The power law of distribution
"One of these (distribution) methods is likely to be far more powerful than every other for any
given business: distribution follows a power law of its own."
Businesses typically only get one distribution channel to work, if any. The kitchen sink
approach doesn't add value.
A great company appears attractive to outsiders and recruits because of the selling work, not
because of the product quality.
"Nerds who instinctively mistrust the media often make the mistake of trying to ignore it."
Consider having a public relations strategy, even if you don't need it for customer acquisition.
"The press can help attract investors and employees."
Man and machine (chap 12)
An essay about how we should build tools to enhance human productivity, and not think of machines
as purely eliminating jobs.
"Machines becoming more sophisticated and eliminating jobs is very different, and much better, than
the same happening due to globalization."

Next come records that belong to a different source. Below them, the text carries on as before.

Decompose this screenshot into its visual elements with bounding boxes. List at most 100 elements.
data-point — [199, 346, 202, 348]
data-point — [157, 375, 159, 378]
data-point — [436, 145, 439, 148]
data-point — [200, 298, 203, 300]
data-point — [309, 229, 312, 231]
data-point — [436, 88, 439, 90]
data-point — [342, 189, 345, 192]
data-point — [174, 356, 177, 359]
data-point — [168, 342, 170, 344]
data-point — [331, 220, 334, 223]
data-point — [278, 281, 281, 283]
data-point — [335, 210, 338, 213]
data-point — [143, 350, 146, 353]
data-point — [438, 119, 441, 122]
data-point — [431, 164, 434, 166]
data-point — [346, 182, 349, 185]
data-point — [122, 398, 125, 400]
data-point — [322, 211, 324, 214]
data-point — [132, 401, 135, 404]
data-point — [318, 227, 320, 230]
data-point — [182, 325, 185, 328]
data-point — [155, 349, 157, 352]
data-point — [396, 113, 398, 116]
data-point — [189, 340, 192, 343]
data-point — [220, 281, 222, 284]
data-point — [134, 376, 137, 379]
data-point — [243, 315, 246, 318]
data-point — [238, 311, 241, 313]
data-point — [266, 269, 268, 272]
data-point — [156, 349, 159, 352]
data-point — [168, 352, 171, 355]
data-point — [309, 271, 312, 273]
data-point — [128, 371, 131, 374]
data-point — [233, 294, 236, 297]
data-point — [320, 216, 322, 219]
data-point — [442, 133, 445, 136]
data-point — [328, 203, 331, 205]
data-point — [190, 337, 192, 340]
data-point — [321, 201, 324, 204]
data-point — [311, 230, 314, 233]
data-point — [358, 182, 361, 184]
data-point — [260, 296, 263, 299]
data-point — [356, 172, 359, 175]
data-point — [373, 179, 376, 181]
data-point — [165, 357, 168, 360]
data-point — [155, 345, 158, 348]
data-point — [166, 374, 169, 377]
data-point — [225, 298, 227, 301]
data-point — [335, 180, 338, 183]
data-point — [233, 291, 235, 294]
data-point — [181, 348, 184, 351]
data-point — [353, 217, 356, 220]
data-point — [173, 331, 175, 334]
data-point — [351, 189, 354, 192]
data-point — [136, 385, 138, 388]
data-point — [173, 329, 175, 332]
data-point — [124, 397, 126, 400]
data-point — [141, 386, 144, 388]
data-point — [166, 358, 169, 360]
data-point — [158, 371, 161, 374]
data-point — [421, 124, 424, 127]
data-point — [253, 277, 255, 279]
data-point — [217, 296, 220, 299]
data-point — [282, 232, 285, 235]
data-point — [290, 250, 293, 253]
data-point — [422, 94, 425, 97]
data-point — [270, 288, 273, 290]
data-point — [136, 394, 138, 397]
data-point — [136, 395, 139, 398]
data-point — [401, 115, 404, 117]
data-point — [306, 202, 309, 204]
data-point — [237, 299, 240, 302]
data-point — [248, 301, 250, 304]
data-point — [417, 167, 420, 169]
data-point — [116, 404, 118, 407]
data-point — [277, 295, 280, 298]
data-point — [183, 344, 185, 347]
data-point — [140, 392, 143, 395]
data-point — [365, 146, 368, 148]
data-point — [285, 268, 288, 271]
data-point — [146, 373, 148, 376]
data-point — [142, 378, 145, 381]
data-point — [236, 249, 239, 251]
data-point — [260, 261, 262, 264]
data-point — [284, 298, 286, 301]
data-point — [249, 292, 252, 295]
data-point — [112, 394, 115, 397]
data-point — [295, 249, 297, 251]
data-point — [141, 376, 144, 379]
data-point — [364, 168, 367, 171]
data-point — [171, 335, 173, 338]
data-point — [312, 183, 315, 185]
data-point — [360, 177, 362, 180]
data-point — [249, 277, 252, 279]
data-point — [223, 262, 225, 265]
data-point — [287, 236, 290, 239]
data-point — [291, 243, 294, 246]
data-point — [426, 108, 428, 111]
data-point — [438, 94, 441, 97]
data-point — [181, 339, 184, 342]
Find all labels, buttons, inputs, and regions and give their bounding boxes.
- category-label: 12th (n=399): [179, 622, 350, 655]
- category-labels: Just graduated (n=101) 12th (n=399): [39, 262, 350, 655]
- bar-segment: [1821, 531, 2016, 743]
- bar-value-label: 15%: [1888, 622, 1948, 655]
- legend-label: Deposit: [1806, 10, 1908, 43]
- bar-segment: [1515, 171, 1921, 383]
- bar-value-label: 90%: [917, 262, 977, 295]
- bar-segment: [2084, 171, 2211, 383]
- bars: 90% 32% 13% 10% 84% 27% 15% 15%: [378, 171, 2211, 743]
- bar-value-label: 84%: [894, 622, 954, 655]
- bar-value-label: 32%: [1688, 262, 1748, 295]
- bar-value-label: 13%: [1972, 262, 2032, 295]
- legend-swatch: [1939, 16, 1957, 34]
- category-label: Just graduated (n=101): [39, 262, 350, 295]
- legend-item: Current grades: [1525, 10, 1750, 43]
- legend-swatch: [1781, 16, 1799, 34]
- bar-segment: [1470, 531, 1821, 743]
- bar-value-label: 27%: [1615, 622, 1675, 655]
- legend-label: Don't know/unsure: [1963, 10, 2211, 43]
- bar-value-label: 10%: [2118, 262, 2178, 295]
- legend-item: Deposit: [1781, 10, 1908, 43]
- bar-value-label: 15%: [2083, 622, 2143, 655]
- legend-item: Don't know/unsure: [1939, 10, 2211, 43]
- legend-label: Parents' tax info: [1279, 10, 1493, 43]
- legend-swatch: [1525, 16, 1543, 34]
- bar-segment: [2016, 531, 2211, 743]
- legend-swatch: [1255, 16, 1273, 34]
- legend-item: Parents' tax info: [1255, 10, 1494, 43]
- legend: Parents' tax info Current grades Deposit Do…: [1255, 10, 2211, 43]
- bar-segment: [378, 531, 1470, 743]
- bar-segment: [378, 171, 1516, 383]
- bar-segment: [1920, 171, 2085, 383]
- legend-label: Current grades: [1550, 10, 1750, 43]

"Computers are tools, not rivals" (unlike globalization).
Seeing green (chap 13)
The failure of cleantech from 2006-2012, analyzed using the framework for entrepreneurial success
presented earlier in the book.
Incremental improvement doesn't sell easily
No cleantech solutions offered 10x improvements in efficiency or cleanliness at the same cost.
"Even if your system really is 20% better on net for the customer who buys it, people are so
used to exaggerated claims that you'll be met with skepticism when you try to sell."
Cleantech companies compete for a huge competitive global energy market, and it's misleading to
realistically size their market prospects against that market.
"Cleantech executives were running around wearing suits and ties. This was a huge red flag,
because real technologists wear T-shirts and jeans. So we instituted a blanket rule: pass on any
company whose founders dressed up for pitch meetings."
Cleantech companies had poor answers for why they would be around and dominant in 10 years. Solar
panel pricing from China, and natural gas fracking killed many of them.
"Great companies have secrets: specific reasons for success that other people don't see."
Cleantech companies based their plans on excitement and a broadly recognized need for clean
energy, not an actual, specific secret insight.
Tesla as a successful case study
"Doing something different is what's truly good for society — and it's also what allows a
business to profit by monopolizing a new market."
Versus nonprofits who all pursue undifferentiated strategies to achieve a big goal like clean
energy.
"Special forces"
"If you're at Tesla, you're choosing to be at the equivalent of Special Forces. There's the
regular army, and that's fine, but if you are working at Tesla, you're choosing to step up
your game."
Most cleantech companies underestimate distribution, but Tesla took it seriously, going directly
to consumers and owning the sales process, like Apple did.
"Tesla built a unique brand around the secret that cleantech was even more of a social
phenomenon than an environmental imperative", and it started with luxury.
The founder's paradox (chap 14)
Jobs preferred closed systems; Gates preferred open.
"Founders are important not because they are the only ones whose work has value, but rather
because a great founder can bring out the best work from everybody at his company."